On June 14, 2013, the Act respecting insurance (Quebec) (the "Act") was amended by sections 1 to 5 of An Act to amend various legislative provisions mainly concerning the financial sector.

The new sections, 66.1.1 to 66.1.6, have been added to the Act in order to henceforth allow an insurance company incorporated under the laws of Quebec ("Quebec Insurer") that has issued participating policies ("Participating Policies") to make a transfer from its participating fund ("Participating Fund") to a surplus account or a retained earnings account ("Non-Participating Fund"), provided that the Quebec Insurer adopts a participating fund surplus management policy approved by its board of directors ("Policy").

These new provisions of the Act respecting insurance are therefore giving immediate effect to proposal 46 contained in the Report on the Application of the Act respecting insurance and the Act respecting trust companies and savings companies, which was tabled in the National Assembly of Quebec on April 30, 2013 by Quebec's Minister of Finance and the Economy, and which is currently the subject of public consultations (the "Application Report").
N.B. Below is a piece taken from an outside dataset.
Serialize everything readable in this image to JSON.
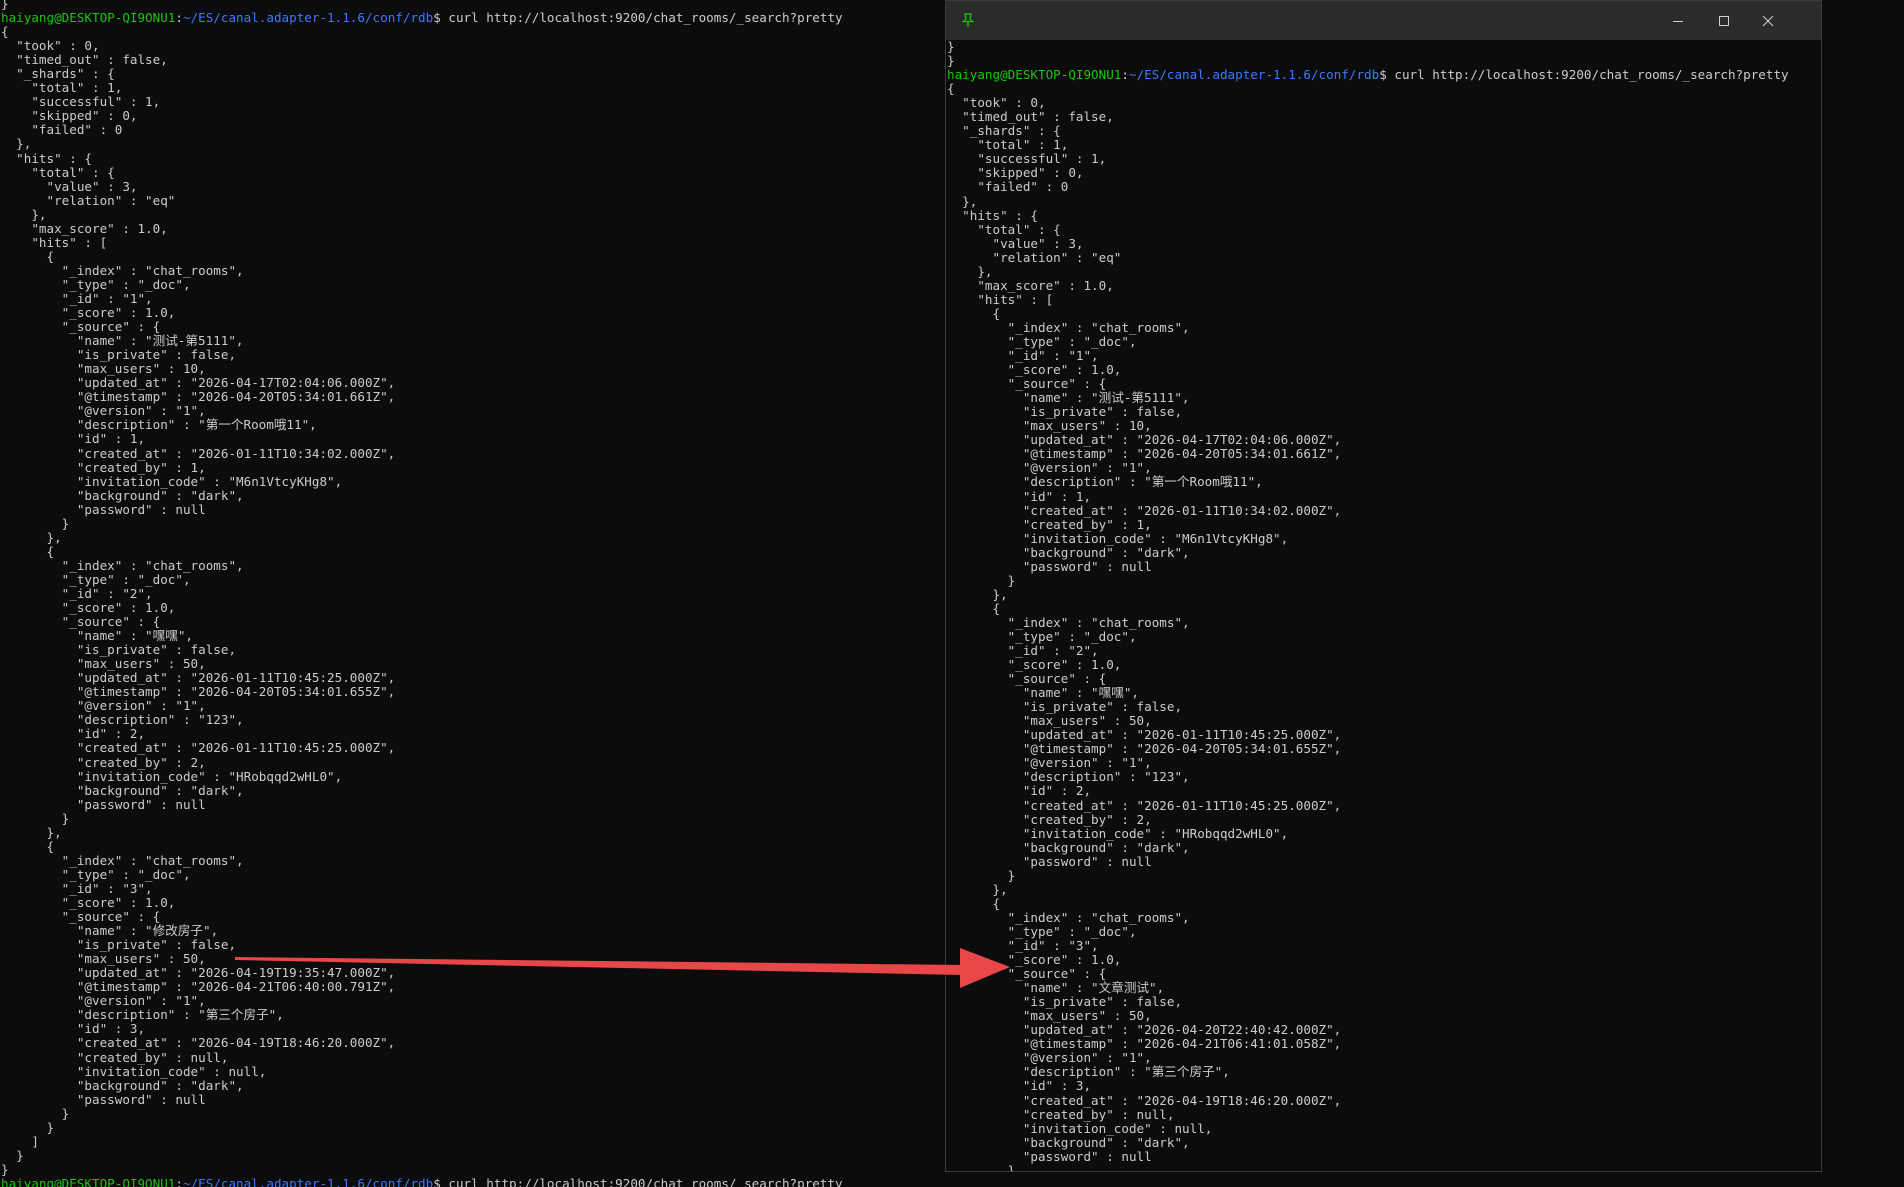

The purpose of these new sections is to provide a solution to the problem stemming from the fact that a number of Quebec Insurers had, for several years now, stopped issuing Participating Policies, and the fact that their Participating Funds had become closed pools which benefited, often unfairly, from productivity gains resulting from the increase in the non-participating business volume of those insurers. Moreover, the Application Report noted that the actuarial forecasts for some Participating Policies had been determined on the basis of mortality assumptions which turned out to be too pessimistic. Since people have on average been living much longer than initially anticipated in these assumptions, this was therefore reflected in the financial results of the Participating Funds of Quebec Insurers whose performance was better than expected. Several Quebec Insurers have therefore found themselves with large surpluses, identified in their net equity as surpluses allocated to the Participating Fund.
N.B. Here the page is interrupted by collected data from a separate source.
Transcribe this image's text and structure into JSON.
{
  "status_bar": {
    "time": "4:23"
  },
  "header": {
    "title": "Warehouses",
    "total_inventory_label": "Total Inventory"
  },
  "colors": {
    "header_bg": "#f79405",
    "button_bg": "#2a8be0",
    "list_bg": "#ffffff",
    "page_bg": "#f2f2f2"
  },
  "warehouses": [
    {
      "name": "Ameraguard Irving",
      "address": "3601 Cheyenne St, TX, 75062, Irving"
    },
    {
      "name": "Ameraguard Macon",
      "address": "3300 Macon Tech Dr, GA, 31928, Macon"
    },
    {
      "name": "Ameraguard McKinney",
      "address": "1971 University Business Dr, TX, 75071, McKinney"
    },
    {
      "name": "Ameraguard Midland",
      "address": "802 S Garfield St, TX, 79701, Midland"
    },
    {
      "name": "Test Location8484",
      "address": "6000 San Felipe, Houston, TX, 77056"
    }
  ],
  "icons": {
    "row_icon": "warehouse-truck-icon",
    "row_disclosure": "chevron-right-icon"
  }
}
Sections 66 and 66.1 of the Act already provided for certain rights of the holders of Participating Policies of Quebec Insurers, including the right to share in the portion of the profits from the insurer's participating account. However, the Act and regulation thereunder did not specify how transfers were to be made between Participating Funds and Non-Participating Funds. Following certain decisions rendered by Canadian courts with respect to transactions involving such transfers, and in the absence of a specific legal framework, Quebec's regulatory authorities had until now been quite reluctant to permit such transfers, except in the context of projects to demutualize or convert Quebec Insurers, which would then entail the adoption of special statutes governing such transfers, among other things.

If no transfers had been permitted, there would then have been a serious risk of a tontine effect the result of which would have been that the profits of some Participating Funds would only have belonged to the last survivor of the holders of Participating Policies in the event of the winding-up of the insurer. The effect of the new sections, 66.1.1 to 66.1.6, of the Act is therefore to offer a legal solution to Quebec Insurers that enables them to address this problem.

Section 66.1.1 of the Act states that the Policy must establish a method for calculating the surplus maintained in the Participating Fund, including for the purpose of guaranteeing the performance of the Quebec Insurer's obligations to its holders of Participating Policies. This Policy must be approved by the Quebec Insurer's directors, it must be presented (but not approved) at a general meeting of its shareholders or members, and finally, it must also be filed with the Autorité des marchés financiers ("AMF"), pursuant to section 66.1.2 of the Act.

Section 66.1.3 of the Act provides that, before every transfer from the Participating Fund to a Non-Participating Fund, the Quebec Insurer's actuary must file a report certifying that the transfer is in compliance with the Policy, and this report must be filed with the AMF no less than 30 days before the date of transfer. Section 66.1.4 enables the AMF to prohibit any transfer, or to allow it subject to certain conditions, if it finds that the transfer is advisable in the interests of the Participating Policyholders. Section 66.1.5 allows the AMF to require the filing of any relevant information or document relating to the Policy or a transfer made thereunder. Finally, section 66.1.6 of the Act permits the AMF to give written instructions to Quebec Insurers that are issuing Participating Policies regarding the management of the participating fund surplus.

The addition of these new sections to the Act therefore represents an initiative by the Quebec legislature that will henceforth give Quebec Insurers who have issued Participating Policies, or who will be doing so in the future, an advantage over insurers incorporated in other Canadian jurisdictions where it becomes necessary to eliminate or reduce large surpluses identified in their net equity as surpluses allocated to the Participating Fund.